The RV-PA conduit stenosis is a life-threatening complication after the modified Norwood Stage I procedure. This may require urgent surgery to replace the conduit or to perform a cavo-pulmonary shunt but as an alternative, transcatheter stent placement can be used with equal effectiveness and with a low risk of complications. The catheter approach is less invasive and the results show that it is an excellent option to relieve the stenosis even in the right-sided RV-PA conduit.

摘要

引言

诺伍德一期手术由佐野进行了改良,采用右心室-肺动脉(RV-PA)管道取代了布劳-陶西格分流术。
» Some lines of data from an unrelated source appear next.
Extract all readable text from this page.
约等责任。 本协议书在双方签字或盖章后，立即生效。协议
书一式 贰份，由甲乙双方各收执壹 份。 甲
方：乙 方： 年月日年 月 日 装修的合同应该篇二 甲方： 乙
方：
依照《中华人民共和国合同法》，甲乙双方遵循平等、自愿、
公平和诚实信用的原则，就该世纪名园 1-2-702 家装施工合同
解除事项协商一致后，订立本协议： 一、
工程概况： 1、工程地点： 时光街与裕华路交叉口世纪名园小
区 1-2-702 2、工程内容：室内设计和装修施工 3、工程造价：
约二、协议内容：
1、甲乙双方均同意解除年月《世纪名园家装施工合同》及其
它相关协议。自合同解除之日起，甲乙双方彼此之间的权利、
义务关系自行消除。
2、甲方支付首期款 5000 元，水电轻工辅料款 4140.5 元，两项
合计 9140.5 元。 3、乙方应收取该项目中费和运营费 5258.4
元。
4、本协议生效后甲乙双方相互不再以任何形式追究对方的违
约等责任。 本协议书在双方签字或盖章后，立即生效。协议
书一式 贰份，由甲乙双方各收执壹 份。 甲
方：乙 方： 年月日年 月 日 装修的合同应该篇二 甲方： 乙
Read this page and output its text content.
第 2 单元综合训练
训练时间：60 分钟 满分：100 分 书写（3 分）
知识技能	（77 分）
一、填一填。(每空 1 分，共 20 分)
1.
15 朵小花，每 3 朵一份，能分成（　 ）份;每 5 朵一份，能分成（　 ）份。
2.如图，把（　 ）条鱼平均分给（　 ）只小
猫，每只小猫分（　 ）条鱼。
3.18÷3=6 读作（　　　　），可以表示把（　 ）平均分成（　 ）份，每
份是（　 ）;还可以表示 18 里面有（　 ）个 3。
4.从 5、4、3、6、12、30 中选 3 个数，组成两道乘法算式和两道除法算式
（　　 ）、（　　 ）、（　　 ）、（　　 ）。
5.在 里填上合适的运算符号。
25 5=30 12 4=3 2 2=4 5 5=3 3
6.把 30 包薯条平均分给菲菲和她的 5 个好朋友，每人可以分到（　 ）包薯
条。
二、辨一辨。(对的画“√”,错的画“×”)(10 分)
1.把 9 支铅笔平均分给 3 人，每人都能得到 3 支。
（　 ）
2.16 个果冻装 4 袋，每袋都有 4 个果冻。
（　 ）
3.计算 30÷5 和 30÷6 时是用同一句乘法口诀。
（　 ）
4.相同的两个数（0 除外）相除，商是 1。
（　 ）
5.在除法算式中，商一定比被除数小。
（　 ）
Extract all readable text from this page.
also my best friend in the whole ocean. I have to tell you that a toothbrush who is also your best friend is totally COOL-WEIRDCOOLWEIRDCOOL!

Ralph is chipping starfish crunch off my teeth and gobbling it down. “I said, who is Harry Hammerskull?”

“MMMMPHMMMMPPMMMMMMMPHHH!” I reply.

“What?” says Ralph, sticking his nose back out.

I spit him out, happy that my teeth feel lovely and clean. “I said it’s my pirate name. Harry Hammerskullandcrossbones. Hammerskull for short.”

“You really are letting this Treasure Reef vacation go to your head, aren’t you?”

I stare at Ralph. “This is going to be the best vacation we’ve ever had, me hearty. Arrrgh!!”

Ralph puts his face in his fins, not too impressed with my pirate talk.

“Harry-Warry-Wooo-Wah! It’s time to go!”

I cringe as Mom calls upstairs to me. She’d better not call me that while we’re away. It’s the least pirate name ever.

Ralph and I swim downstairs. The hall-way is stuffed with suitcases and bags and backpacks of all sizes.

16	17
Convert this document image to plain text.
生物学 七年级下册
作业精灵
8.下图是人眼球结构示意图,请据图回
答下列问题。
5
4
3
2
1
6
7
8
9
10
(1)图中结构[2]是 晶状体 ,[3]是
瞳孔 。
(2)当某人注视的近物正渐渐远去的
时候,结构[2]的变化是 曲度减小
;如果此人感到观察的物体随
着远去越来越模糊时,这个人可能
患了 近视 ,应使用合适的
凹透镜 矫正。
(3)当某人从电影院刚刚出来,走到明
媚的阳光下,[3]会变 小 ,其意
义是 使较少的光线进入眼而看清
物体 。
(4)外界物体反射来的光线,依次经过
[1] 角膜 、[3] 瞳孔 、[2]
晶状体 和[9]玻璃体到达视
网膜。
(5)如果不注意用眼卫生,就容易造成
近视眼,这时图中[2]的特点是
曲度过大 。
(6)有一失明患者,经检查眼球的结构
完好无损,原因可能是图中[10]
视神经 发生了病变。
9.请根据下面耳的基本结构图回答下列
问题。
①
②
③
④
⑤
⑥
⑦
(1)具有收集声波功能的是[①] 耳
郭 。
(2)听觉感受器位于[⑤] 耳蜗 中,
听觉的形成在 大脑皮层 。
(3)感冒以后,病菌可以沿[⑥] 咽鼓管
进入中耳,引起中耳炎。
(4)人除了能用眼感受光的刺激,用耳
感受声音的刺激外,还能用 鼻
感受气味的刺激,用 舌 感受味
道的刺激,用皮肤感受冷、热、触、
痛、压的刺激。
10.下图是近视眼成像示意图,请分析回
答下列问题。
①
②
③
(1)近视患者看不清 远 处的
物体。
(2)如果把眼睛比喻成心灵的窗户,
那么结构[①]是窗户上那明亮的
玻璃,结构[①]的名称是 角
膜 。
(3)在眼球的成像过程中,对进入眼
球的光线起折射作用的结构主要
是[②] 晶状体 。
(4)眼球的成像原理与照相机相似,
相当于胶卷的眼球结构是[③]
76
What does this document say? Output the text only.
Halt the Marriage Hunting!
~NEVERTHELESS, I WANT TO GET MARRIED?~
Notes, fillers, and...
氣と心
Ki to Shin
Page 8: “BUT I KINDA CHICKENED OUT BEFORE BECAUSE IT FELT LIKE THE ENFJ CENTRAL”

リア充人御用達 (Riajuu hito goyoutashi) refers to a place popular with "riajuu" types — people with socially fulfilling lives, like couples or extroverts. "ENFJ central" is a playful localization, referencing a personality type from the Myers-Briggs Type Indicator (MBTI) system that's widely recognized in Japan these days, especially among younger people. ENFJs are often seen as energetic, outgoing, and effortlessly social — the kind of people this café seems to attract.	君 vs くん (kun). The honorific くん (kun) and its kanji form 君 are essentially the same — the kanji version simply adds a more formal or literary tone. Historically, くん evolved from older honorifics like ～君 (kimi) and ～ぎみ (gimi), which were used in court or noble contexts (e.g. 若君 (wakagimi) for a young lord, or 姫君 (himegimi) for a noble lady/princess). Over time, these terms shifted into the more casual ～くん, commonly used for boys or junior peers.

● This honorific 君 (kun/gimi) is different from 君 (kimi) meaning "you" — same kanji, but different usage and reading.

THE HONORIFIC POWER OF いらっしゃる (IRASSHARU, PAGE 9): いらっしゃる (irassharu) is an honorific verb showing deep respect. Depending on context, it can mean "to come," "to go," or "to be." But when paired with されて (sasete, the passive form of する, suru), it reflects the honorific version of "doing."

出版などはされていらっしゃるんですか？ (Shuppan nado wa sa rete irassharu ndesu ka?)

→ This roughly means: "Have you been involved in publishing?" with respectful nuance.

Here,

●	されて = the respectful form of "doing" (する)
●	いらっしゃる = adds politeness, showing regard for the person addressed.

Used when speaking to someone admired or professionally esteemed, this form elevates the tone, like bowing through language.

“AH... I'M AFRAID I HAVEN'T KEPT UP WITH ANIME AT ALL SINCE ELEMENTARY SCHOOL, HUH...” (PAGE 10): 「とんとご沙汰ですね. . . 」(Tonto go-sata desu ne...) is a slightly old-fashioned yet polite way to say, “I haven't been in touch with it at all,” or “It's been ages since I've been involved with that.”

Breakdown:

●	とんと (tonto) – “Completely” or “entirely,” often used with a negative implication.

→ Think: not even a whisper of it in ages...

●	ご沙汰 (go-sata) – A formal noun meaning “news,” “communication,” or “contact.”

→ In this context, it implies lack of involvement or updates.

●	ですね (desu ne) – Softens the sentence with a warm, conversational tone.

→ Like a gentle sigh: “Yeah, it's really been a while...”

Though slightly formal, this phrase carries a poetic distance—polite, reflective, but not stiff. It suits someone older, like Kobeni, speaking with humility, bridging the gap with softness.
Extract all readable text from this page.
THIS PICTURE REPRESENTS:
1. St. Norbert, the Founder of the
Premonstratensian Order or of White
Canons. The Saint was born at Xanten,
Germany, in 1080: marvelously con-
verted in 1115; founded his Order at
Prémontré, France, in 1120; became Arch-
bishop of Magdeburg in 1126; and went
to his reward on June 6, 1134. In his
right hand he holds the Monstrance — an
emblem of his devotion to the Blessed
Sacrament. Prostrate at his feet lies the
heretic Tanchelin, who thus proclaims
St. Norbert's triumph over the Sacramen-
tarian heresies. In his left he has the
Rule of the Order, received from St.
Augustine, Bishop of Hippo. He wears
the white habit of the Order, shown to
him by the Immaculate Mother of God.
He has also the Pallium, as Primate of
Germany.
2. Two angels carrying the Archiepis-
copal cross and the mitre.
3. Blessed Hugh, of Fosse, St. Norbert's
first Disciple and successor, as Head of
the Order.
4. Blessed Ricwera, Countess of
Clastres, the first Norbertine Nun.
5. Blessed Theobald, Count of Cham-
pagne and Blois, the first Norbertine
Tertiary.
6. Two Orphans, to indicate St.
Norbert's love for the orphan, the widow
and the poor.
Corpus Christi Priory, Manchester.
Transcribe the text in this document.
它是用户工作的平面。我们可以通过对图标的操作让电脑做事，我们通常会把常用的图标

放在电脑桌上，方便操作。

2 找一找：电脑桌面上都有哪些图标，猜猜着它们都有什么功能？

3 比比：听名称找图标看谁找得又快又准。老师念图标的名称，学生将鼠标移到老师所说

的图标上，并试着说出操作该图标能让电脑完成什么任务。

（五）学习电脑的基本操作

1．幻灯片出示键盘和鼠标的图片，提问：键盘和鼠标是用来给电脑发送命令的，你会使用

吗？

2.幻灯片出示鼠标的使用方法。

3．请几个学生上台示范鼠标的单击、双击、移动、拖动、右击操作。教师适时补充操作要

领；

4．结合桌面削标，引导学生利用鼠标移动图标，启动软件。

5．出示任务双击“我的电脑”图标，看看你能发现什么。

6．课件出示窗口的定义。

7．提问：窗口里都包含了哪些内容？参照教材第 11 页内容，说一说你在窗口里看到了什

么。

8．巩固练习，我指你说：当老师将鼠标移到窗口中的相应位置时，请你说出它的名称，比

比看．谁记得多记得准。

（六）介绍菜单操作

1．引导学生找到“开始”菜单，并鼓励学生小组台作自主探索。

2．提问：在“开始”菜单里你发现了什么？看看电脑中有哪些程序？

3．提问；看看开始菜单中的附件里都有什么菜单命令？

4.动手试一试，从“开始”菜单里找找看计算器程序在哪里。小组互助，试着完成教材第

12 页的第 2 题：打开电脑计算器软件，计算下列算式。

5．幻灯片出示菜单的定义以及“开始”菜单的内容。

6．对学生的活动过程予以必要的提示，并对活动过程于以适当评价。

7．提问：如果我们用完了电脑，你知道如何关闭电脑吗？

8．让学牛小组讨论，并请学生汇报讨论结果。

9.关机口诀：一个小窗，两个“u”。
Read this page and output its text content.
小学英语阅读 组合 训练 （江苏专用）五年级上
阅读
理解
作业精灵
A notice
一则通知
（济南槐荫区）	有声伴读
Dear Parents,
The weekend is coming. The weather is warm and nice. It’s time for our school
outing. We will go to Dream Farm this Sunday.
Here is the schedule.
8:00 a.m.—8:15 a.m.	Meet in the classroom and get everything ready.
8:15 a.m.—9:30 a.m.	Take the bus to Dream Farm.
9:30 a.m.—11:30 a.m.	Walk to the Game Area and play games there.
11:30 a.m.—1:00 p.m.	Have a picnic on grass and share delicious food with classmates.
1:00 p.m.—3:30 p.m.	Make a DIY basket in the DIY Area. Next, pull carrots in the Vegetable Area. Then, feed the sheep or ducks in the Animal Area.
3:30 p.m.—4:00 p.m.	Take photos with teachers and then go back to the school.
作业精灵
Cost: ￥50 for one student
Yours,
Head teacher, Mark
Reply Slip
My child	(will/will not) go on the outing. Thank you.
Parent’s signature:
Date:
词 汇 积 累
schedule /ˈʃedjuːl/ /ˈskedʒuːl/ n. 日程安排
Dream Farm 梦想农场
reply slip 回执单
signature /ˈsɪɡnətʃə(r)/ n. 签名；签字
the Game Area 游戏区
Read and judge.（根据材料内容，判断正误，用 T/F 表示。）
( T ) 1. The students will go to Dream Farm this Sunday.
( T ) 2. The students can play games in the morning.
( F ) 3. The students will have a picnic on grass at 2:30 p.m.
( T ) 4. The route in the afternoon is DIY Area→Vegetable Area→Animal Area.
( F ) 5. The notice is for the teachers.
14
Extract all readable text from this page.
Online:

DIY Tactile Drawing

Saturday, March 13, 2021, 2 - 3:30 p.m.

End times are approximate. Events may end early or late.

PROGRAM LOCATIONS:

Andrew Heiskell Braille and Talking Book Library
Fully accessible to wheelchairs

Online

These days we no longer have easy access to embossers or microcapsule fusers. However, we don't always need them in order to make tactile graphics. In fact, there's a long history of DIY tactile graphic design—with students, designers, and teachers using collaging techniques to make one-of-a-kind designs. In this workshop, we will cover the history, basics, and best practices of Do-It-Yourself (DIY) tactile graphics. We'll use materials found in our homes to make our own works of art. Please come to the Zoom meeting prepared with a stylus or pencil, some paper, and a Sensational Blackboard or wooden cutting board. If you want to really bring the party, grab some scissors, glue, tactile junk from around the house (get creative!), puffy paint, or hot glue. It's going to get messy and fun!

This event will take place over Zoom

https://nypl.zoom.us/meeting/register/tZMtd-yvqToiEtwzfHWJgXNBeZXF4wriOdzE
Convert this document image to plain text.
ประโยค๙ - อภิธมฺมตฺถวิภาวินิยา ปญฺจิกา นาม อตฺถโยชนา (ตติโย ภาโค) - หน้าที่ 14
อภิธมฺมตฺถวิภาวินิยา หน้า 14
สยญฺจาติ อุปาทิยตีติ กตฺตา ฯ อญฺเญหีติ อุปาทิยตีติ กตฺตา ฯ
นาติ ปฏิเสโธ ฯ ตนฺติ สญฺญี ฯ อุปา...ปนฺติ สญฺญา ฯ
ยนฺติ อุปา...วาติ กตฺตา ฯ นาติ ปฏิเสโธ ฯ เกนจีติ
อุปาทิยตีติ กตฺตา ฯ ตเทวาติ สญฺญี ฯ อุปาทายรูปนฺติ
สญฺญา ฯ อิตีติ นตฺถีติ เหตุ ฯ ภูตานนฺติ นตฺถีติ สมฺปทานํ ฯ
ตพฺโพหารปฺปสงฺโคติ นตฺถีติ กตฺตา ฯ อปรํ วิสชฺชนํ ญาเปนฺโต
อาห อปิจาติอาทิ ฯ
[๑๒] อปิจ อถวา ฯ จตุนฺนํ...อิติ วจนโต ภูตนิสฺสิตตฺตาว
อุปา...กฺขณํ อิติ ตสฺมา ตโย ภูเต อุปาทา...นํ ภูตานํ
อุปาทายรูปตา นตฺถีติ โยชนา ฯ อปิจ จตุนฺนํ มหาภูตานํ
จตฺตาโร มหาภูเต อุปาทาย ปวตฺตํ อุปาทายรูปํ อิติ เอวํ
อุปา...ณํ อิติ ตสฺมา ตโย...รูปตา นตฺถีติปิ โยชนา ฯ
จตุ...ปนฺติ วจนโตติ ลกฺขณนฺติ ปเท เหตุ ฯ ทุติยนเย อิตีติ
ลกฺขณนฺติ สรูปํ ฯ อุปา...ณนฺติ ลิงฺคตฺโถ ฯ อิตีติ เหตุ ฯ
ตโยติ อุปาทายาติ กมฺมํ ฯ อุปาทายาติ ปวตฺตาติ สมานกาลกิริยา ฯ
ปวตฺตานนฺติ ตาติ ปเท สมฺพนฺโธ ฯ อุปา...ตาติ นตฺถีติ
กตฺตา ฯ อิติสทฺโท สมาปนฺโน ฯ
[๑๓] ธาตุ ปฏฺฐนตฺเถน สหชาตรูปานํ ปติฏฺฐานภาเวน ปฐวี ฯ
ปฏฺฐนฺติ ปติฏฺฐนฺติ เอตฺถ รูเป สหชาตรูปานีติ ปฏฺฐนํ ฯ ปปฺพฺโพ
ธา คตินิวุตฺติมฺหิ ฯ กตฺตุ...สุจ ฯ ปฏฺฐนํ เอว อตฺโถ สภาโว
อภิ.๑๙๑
在我们机构,这一手术又进一步改良,将管道从右心室流出道连接至新主动脉右侧。

患者与方法

2002年4月至2008年10月期间,共进行了227例改良诺伍德手术。18例采用佐野改良术,管道连接至新主动脉左侧,而209例采用右侧改良术,这209例构成研究人群。共有l8例(8.6%)患者因管道狭窄出现发绀,中位年龄4个月,中位体重6.3千克。

结果

12例患者在狭窄的RV-PA管道内行经导管支架置入术。12例患者共植入l6枚冠状动脉支架,4例患者各植入2枚支架。平均血氧饱和度从60%升至74%。有1例晚期死亡,与手术无关。5例患者接受了RV-PA管道手术拆除并建立腔肺分流术,1例患者接受了RV-PA管道置换术。术后无早期死亡病例发生。平均血氧饱和度从54%升至75%。

结论

RV-PA管道狭窄是改良诺伍德一期手术后的一种危及生命的并发症。这可能需要紧急手术来更换管道或进行腔肺分流术,但作为一种替代方法,经导管支架置入术具有同等疗效且并发症风险较低。导管介入方法侵入性较小,结果表明,即使对于右侧RV-PA管道狭窄,它也是缓解狭窄的极佳选择。